Les Canotiers (1841) - Charles Friès (18..-18..)

Les honnêtes citadins que la lecture des romans maritimes a vivement impressionnés infestent, pendant la belle saison, le cours paisible de la Seine ou de la Marne, avec l’intime croyance qu’ils se donnent ainsi une idée exacte des joies et des terreurs de l’Océan.
Je connais un estimable employé, homme d’esprit d’ailleurs, chez lequel la passion de naviguer a pris tous les caractères d’une véritable monomanie.
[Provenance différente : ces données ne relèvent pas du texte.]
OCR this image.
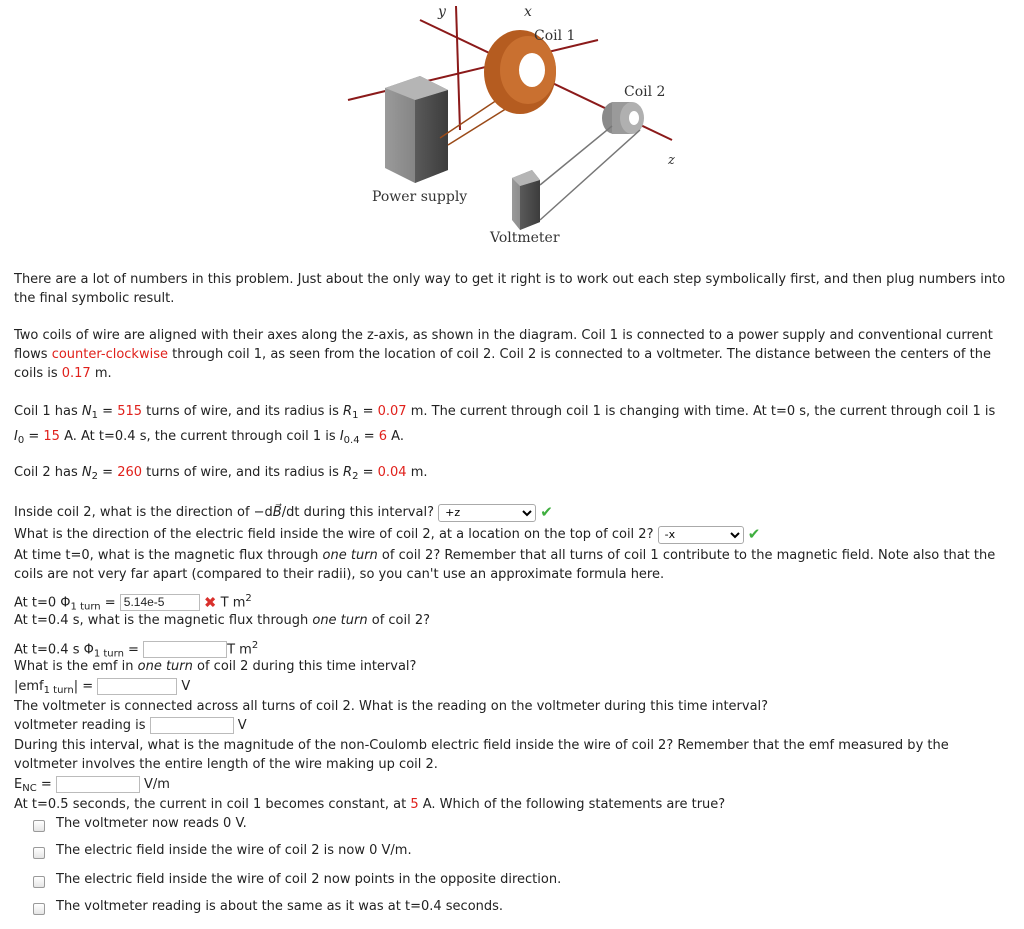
y	x
z
Coil 1
Coil 2
Power supply
Voltmeter

There are a lot of numbers in this problem. Just about the only way to get it right is to work out each step symbolically first, and then plug numbers into the final symbolic result.

Two coils of wire are aligned with their axes along the z-axis, as shown in the diagram. Coil 1 is connected to a power supply and conventional current flows counter-clockwise through coil 1, as seen from the location of coil 2. Coil 2 is connected to a voltmeter. The distance between the centers of the coils is 0.17 m.

Coil 1 has $N_1 = 515$ turns of wire, and its radius is $R_1 = 0.07$ m. The current through coil 1 is changing with time. At t=0 s, the current through coil 1 is
$I_0 = 15$ A. At t=0.4 s, the current through coil 1 is $I_{0.4} = 6$ A.

Coil 2 has $N_2 = 260$ turns of wire, and its radius is $R_2 = 0.04$ m.

Inside coil 2, what is the direction of −dB⃗/dt during this interval?
+z	✔

What is the direction of the electric field inside the wire of coil 2, at a location on the top of coil 2?
-x	✔

At time t=0, what is the magnetic flux through one turn of coil 2? Remember that all turns of coil 1 contribute to the magnetic field. Note also that the coils are not very far apart (compared to their radii), so you can't use an approximate formula here.

At t=0 $\Phi_{1 turn} = 5.14e-5$	✖ T $m^2$

At t=0.4 s, what is the magnetic flux through one turn of coil 2?

At t=0.4 s $\Phi_{1 turn}$ =	T $m^2$

What is the emf in one turn of coil 2 during this time interval?

|emf$_{1 turn}$| =	V

The voltmeter is connected across all turns of coil 2. What is the reading on the voltmeter during this time interval?

voltmeter reading is	V

During this interval, what is the magnitude of the non-Coulomb electric field inside the wire of coil 2? Remember that the emf measured by the voltmeter involves the entire length of the wire making up coil 2.

$E_{NC}$ =	V/m

At t=0.5 seconds, the current in coil 1 becomes constant, at 5 A. Which of the following statements are true?

The voltmeter now reads 0 V.
The electric field inside the wire of coil 2 is now 0 V/m.
The electric field inside the wire of coil 2 now points in the opposite direction.
The voltmeter reading is about the same as it was at t=0.4 seconds.
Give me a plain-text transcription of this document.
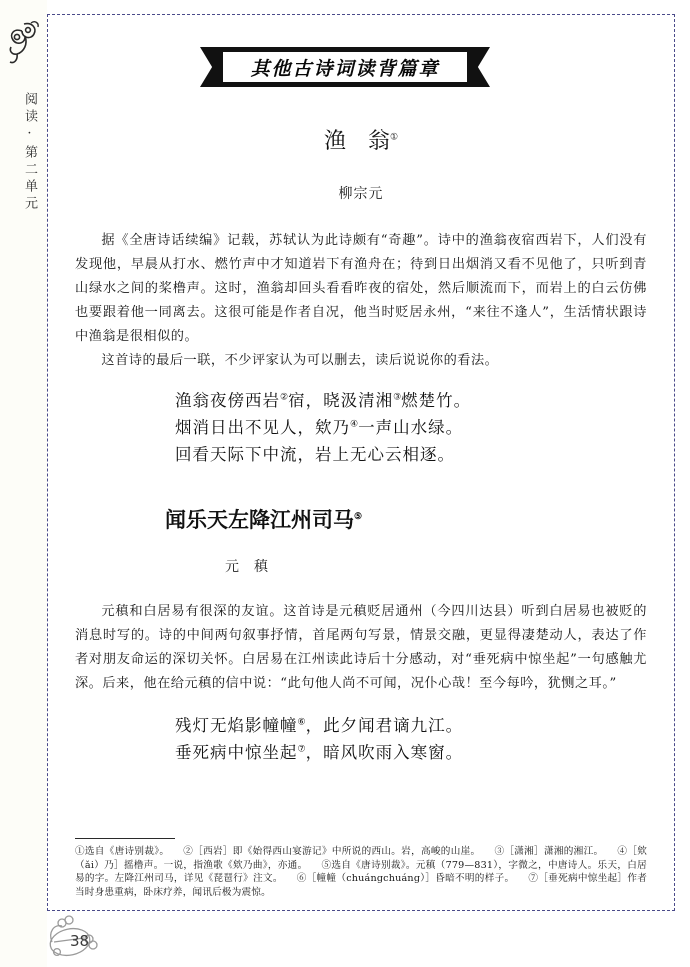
阅读·第二单元
其他古诗词读背篇章
渔 翁①
柳宗元

据《全唐诗话续编》记载，苏轼认为此诗颇有“奇趣”。诗中的渔翁夜宿西岩下，人们没有发现他，早晨从打水、燃竹声中才知道岩下有渔舟在；待到日出烟消又看不见他了，只听到青山绿水之间的桨橹声。这时，渔翁却回头看看昨夜的宿处，然后顺流而下，而岩上的白云仿佛也要跟着他一同离去。这很可能是作者自况，他当时贬居永州，“来往不逢人”，生活情状跟诗中渔翁是很相似的。

这首诗的最后一联，不少评家认为可以删去，读后说说你的看法。

渔翁夜傍西岩②宿，晓汲清湘③燃楚竹。

烟消日出不见人，欸乃④一声山水绿。

回看天际下中流，岩上无心云相逐。

闻乐天左降江州司马⑤
元 稹

元稹和白居易有很深的友谊。这首诗是元稹贬居通州（今四川达县）听到白居易也被贬的消息时写的。诗的中间两句叙事抒情，首尾两句写景，情景交融，更显得凄楚动人，表达了作者对朋友命运的深切关怀。白居易在江州读此诗后十分感动，对“垂死病中惊坐起”一句感触尤深。后来，他在给元稹的信中说：“此句他人尚不可闻，况仆心哉！至今每吟，犹恻之耳。”

残灯无焰影幢幢⑥，此夕闻君谪九江。

垂死病中惊坐起⑦，暗风吹雨入寒窗。

①选自《唐诗别裁》。 ②［西岩］即《始得西山宴游记》中所说的西山。岩，高峻的山崖。 ③［潇湘］潇湘的湘江。 ④［欸（ǎi）乃］摇橹声。一说，指渔歌《欸乃曲》，亦通。 ⑤选自《唐诗别裁》。元稹（779—831），字微之，中唐诗人。乐天，白居易的字。左降江州司马，详见《琵琶行》注文。 ⑥［幢幢（chuángchuáng）］昏暗不明的样子。 ⑦［垂死病中惊坐起］作者当时身患重病，卧床疗养，闻讯后极为震惊。
38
Chaque dimanche il se fait réveiller à trois heures du matin ; il s’habille à la hâte, part de chez lui et gagne le pont d’Asnières. Là il loue un bateau pour la journée ; et après s’être dépouillé de sa redingote, de son gilet, de sa cravate, après avoir retroussé ses manches, afin d’être plus libre dans ses mouvements, nouveau Robinson, il s’aventure sur les flots où l’attendent des désagréments sans nombre.
Peu familiarisé avec le maniement des avirons, c’est en vain qu’il prétend se diriger vers un point ! suivre une ligne droite est pour lui chose impossible ; et, malgré ses efforts surhumains, il ne réussit qu’à imiter la marche inégale d’un mortel pris de boisson, et n’avance qu’imperceptiblement, procédant par courbes et par zigzag, trop heureux quand il ne tourne pas sur lui-même comme un tonton, ou encore, comme une sauterelle qu’on aurait privée d’une de ses pattes.
D’autres fois, il ira se fourrer parmi des trains de bois, des tas d’herbes, et restera des heures entières dans l’immobilité la plus complète. Dernièrement, s’étant engravé sur des bas-fonds, il fut obligé de se mettre à l’eau et de soulever son bateau à la force du poignet, opération dans laquelle il fut troublé par un passant goguenard qui chantait à tue-tête :
                    Maman, les p’tits bateaux
                    Qui vont sur l’eau
                    Ont-ils des jambes ?
                    ……………………………..
Souvent harassé, brisé, moulu par suite de l’action désordonnée de ses muscles, il est emporté à la dérive à la distance de plusieurs kilomètres, incapable d’opposer aucune résistance au courant. Jusqu’à présent la Providence, touchée de son malheureux sort, lui a toujours envoyé des sauveurs qui l’ont charitablement remorqué ; pourtant il est à craindre qu’un jour, abandonné à ses propres ressources, mon pauvre ami ne gagne ainsi, sans le vouloir, Rouen, puis le Hâvre, et ne finisse par aller servir de pâture aux poissons de la Manche. Nouvel et triste exemple qui démontrera jusqu’où peuvent entraîner les passions….. et le courant.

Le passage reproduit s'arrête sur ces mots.